In terms of GNSO policy, his years in office have had no effect upon the Peter/Paul policy of offering revenue sharing (defensive registration and SEO monitizations), replicating the existing use and ownership pattern of Verisign’s properties, as the transformation of a legacy monopoly to a competitive market. He has been Peter’s quiet partner in continuing the prevention of any new public purpose delegation prior to private purpose delegations — Bertrand Delenoë’s Maire de Paris, our hosts in 2008, cannot apply before Verisign, NeuStar, Afilias are given additional indefinite private franchises. Further, and greater responsibility goes to Peter acting as Chairman of the Board acting in a private interest, but unaddressed by Rod, is the abandonment of restriction upon registry-registry cross ownership.

Finally, his artless, even witless response to the DoC/NTIA RFC a year ago insisted upon the inseparability of the IANA functions contract and refuted a government interest in the IANA contract. The withdrawal of the DoC/NTIA RFP for the IANA contract is difficult to assign to any other person than the outgoing CEO and President.

The Board could have asked for an interim CEO last summer, and can still separate the operational functions of CEO from the public persona functions of President, professionalizing both, or ending the later.


Scott Martens 03.14.12 at 1:57 pm

Thank you for helping to introduce the word “pantouflage” to English speakers. There needs to be a word for that in English, and the French one is a nice one.


Maria 03.14.12 at 7:49 pm

Thanks, Scott. It’s one of my favourite words. But I was devastated to be reminded last night by my old boss, Paul Levins, that Henry used it on CT a few years ago: https://crookedtimber.org/2004/01/24/pantouflage/


Maria 03.14.12 at 7:55 pm

Hi Eric, many thanks for your perspective on the detail of some issues I must admit I’ve not paid close attention to.


Eric 03.14.12 at 10:12 pm

two typos: corporation’s and registry-registrar.


Roger Wilco 03.19.12 at 8:00 pm

ICANN is ran like a for profit corporation. In all meetings the number of registered domains (which closely relates with the ICANN income) is the main criteria for gTLD or ccTLD success. Also the new gTLDs will increase the ICANN cash for bonuses and spending (with very low accountability). I doubt the global community really wants the new gTLDs. ICANN says the it is a multistakeholder approach, but in fact few people with good technical skills can attend their meetings 2 times a year often organized in exotic destinations. ICANN is full with US government spy’s which really dictate how Internet will be governed. This is a strategic resource for the USA and organizations like ICANN are created just to provide cover that everything is democratic……..

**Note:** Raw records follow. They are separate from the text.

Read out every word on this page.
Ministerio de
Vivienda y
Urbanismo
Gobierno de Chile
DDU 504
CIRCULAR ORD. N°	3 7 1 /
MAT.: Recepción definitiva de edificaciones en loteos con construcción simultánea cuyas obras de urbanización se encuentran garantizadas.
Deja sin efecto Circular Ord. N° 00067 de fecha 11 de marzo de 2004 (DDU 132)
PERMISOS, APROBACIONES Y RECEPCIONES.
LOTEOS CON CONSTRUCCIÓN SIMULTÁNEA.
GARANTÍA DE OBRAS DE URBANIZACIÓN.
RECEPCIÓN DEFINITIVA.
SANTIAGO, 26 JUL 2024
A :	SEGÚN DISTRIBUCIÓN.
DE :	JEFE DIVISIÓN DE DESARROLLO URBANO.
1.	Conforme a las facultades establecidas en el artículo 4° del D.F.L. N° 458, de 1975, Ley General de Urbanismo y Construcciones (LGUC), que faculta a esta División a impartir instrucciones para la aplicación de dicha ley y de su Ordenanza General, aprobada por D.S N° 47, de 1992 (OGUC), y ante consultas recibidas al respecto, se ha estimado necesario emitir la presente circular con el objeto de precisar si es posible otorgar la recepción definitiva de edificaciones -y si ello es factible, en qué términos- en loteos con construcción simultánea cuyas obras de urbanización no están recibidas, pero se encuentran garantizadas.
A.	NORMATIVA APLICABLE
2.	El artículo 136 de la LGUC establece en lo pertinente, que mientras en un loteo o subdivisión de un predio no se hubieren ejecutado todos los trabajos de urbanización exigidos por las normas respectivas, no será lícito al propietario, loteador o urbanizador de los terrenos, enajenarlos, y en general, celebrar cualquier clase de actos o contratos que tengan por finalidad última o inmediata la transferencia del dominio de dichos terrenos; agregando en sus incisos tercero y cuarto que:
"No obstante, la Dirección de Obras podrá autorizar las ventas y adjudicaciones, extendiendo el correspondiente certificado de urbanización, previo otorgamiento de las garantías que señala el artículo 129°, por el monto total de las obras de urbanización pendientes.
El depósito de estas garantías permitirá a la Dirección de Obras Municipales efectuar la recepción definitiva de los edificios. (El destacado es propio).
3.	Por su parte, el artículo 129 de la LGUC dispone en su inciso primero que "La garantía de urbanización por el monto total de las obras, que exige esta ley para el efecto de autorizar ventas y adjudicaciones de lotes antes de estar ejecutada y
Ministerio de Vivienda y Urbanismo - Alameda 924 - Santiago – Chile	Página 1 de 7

Bombs away 03.20.12 at 6:09 pm

Maria –

I’m usually a fan of your editorials and inside/outside perspective but if “…we can expect more of these ‘bombs’ to be dropped during Beckstrom’s final months..” then I’m wondering how those bombs will measure up to the smoking crater in ICANN’s credibility left by PDT’s move. You don’t address this in your piece but I’m sure you see the damage done.

There’s more than a “germ of truth” in the call for balance called for by Beckstrom. The new IANA RFP will apparently include a requirement for ICANN (or any future operator) to clearly define and document a real conflict of interest policy. I respect your opinion and would like to known if think that requirement is uncalled for or long overdue?